15 Kann denn eine Frau ihr Kindlein vergessen, /
 
eine Mutter ihren leiblichen Sohn? Und selbst wenn sie ihn vergessen würde: /
 
ich vergesse dich nicht. 12

16 Sieh her: Ich habe dich eingezeichnet in meine Hände, /
 
deine Mauern habe ich immer vor Augen. 13

17 Deine Erbauer eilen herbei /
 
und alle, die dich zerstört und verwüstet haben, ziehen davon.

18 Blick auf und schau umher: /
 
Alle versammeln sich und kommen zu dir. So wahr ich lebe - Spruch des Herrn: /
 
Du sollst sie alle wie einen Schmuck anlegen, /
 
du sollst dich mit ihnen schmücken wie eine Braut. 14

19 Denn dein ödes, verheertes, zerstörtes Land /
 
wird jetzt zu eng für seine Bewohner, /
 
weit weg sind alle, die dich verschlingen wollten.

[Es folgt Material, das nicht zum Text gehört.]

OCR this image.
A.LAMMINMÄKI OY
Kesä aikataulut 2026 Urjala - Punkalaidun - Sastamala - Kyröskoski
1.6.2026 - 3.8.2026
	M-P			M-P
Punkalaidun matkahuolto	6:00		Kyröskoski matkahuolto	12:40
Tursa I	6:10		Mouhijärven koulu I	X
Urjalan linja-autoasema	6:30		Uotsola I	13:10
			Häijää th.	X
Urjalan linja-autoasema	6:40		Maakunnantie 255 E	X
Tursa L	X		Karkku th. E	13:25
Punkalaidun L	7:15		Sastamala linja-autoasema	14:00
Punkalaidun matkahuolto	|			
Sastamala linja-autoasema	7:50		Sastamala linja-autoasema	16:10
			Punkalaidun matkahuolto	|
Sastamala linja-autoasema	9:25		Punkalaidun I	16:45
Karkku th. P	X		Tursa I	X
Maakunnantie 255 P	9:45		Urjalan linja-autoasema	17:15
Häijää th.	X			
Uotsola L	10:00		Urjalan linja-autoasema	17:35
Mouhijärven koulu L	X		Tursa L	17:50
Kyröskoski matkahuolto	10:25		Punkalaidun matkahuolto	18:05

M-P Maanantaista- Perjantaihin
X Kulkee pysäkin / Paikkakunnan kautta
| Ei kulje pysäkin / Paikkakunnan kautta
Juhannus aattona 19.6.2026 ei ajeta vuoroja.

20 Bald wirst du, die du kinderlos warst, /
 
mit eigenen Ohren hören, wie deine Kinder sagen: Mir ist der Platz hier zu eng, /
 
rück zur Seite, ich will mich setzen. 15

21 Dann wirst du dich in deinem Herzen fragen: /
 
Wer hat mir diese (Kinder) geboren? Ich war doch kinderlos und unfruchtbar, /
 
war verbannt und verstoßen. Wer hat mir die Kinder herangezogen? /
 
Ich war doch allein übrig geblieben. /
 
Wo kommen sie her?

22 So spricht Gott, der Herr: /
 
Sieh her, ich hebe die Hand in Richtung der Völker, /
 
ich errichte für die Nationen ein Zeichen /
 
und sie bringen auf ihren Armen deine Söhne herbei /
 
und tragen deine Töchter auf ihren Schultern. 16

23 Könige werden deine Kinder pflegen /
 
und Fürstinnen ihre Ammen sein. Mit dem Gesicht zur Erde werfen sie sich nieder vor dir /
 
und lecken dir den Staub von den Füßen. Dann wirst du erkennen, dass ich der Herr bin /
 
und dass keiner beschämt wird, der auf mich hofft. 17

24 Kann man einem Starken die Beute entreißen? /
 
Kann einem Mächtigen der Gefangene entkommen? 18

25 So spricht der Herr: /
 
Auch einem Starken entreißt man den Gefangenen, /
 
und einem Mächtigen entkommt seine Beute. Ich selbst will mit deinem Gegner streiten, /
 
ich selbst will deine Söhne befreien.

26 Deinen Unterdrückern gebe ich ihr eigenes Fleisch zu essen, /
 
sie sollen sich an ihrem Blut berauschen wie an Most. Dann werden alle Sterblichen erkennen, /
 
dass ich, der Herr, dein Retter bin /
 
und ich, der Starke Jakobs, dein Erlöser. 19

1 ℘ Offb 19,15; Jes 51,16
2 ℘ 1 Kor 15,58
3 5e: bei ihm: Text korr. nach dem Qumran-Text und G.
4 ℘ 42,6; Apg 13,47
5 ℘ 2 Kor 6,2
6 9d: auf allen Bergen: Text korr. nach dem Qumran-Text; H: auf den Wegen.
7 ℘ Offb 7,16
8 ℘ 40,4
9 ℘ Lk 13,29
10 12c: Siniter: wahrscheinlich die Einwohner von Syene, heute Assuan in Oberägypten.
11 ℘ 44,23
12 ℘ 1 Kön 3,26; Jer 31,20
13 Das Bild bezieht sich auf den Bauplan Jerusalems.
14 ℘ 60,4
15 ℘ 54,1
16 ℘ 62,10; 60,4
17 ℘ 60,16; Ps 72,9
18 24b: einen Mächtigen: Text korr. nach dem Qumran-Text und den alten Übersetzungen; H: einem Gerechten; gemeint ist der König von Babel.